Use the CPA method wherever you can. Since it’s all done through your bank, it’s easier to keep tabs on all your direct debits.
Nonetheless, both methods ensure that you’ll pay your bills on time, provided you have enough money in the respective accounts to cover them.
Go with a lender or telco with the lowest late fees
Most lenders, utilities and telcos will publish their fees online, including late fees, early termination fees, loan establishment fees and so forth.
There’s more to consider than just fees, like product costs and interest rates. So when you check out our offers, make sure you compare the late fees. If you’re comparing lenders or telcos and all things else are equal, you might want to consider one that charges the least amount in fees.
Talk to your bank, lender or telco
Talking to the lender is always a good way to avoid or eliminate a late fee. Many will waive your late fee if it’s your first one and you have an otherwise strong repayment record.

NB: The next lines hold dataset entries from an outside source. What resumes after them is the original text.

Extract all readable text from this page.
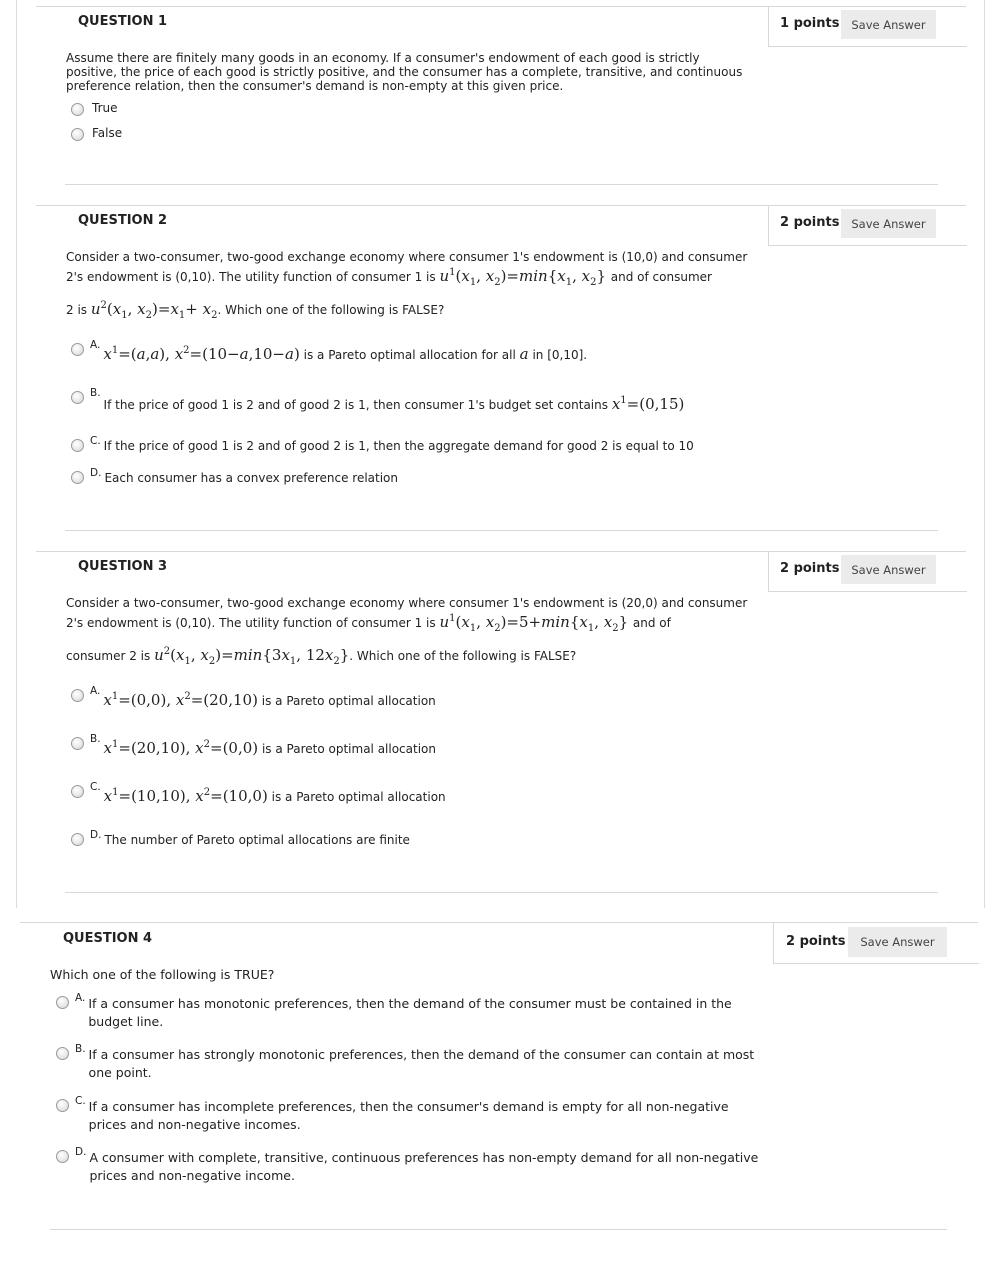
QUESTION 1	1 points	Save Answer
Assume there are finitely many goods in an economy. If a consumer's endowment of each good is strictly
positive, the price of each good is strictly positive, and the consumer has a complete, transitive, and continuous
preference relation, then the consumer's demand is non-empty at this given price.
True
False
QUESTION 2	2 points	Save Answer
Consider a two-consumer, two-good exchange economy where consumer 1's endowment is (10,0) and consumer
2's endowment is (0,10). The utility function of consumer 1 is $u^1(x_1$, $x_2)=\min\{x_1$, $x_2$} and of consumer
2 is $u^2(x_1$, $x_2)=x_1+ x_2$. Which one of the following is FALSE?
A. $x^1=(a,a)$, $x^2=(10-a,10-a)$ is a Pareto optimal allocation for all a in [0,10].
B.
If the price of good 1 is 2 and of good 2 is 1, then consumer 1's budget set contains $x^1=(0,15)$
C. If the price of good 1 is 2 and of good 2 is 1, then the aggregate demand for good 2 is equal to 10
D. Each consumer has a convex preference relation
QUESTION 3	2 points	Save Answer
Consider a two-consumer, two-good exchange economy where consumer 1's endowment is (20,0) and consumer
2's endowment is (0,10). The utility function of consumer 1 is $u^1(x_1$, $x_2)=5+\min\{x_1$, $x_2$} and of
consumer 2 is $u^2(x_1$, $x_2)=\min\{3x_1$, $12x_2$}. Which one of the following is FALSE?
A. $x^1=(0,0)$, $x^2=(20,10)$ is a Pareto optimal allocation
B. $x^1=(20,10)$, $x^2=(0,0)$ is a Pareto optimal allocation
C. $x^1=(10,10)$, $x^2=(10,0)$ is a Pareto optimal allocation
D. The number of Pareto optimal allocations are finite
QUESTION 4	2 points	Save Answer
Which one of the following is TRUE?
A. If a consumer has monotonic preferences, then the demand of the consumer must be contained in the
budget line.
B. If a consumer has strongly monotonic preferences, then the demand of the consumer can contain at most
one point.
C. If a consumer has incomplete preferences, then the consumer's demand is empty for all non-negative
prices and non-negative incomes.
D. A consumer with complete, transitive, continuous preferences has non-empty demand for all non-negative
prices and non-negative income.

They may even help you if you’re struggling financially and you think you’ll be late on an upcoming fee. Many billers have hardship programs that will set you up on a temporary payment plan that is more manageable for you.
Escalate the problem
If you feel you were charged inappropriately, you can escalate your complaint to the following dispute resolution bodies based on the type of bill:
- For financial products like banking, credit cards, loans and insurance. Contact the Australian Financial Complaints Authority (AFCA).
- For phone or internet products. The Telecommunications Industry Ombudsman (TIO).
- Water and electricity. Your state’s Energy and/or Water Ombudsman.
Unfortunately, the one major complaint most of these bodies won’t consider is whether or not your late payment fee was too high.2
In Australia, banks, non-bank lenders and other businesses are allowed to charge late payment fees if the fees are not ‘out of all proportion’ to the lenders’ interests said to be damaged in the event of the late payment.
What they aren’t allowed to do is charge a “penalty”, a.k.a. a punishment for breaching your contract. In 2016, the Australian High Court effectively determined that late payment fee of $35 on a credit card did not constitute a penalty.3
The information in this blog post is general in nature and does not constitute personal financial or professional advice. It is not intended to address the circumstances of any particular individual. We do not guarantee the accuracy and completeness of the information and you should not rely on it. Before making any decisions, it is important for you to consider your personal situation, make independent enquiries and seek appropriate tax, legal and other professional advice. The views expressed in linked articles are the author’s. They may not represent the views of Credit Simple nor does Credit Simple endorse them.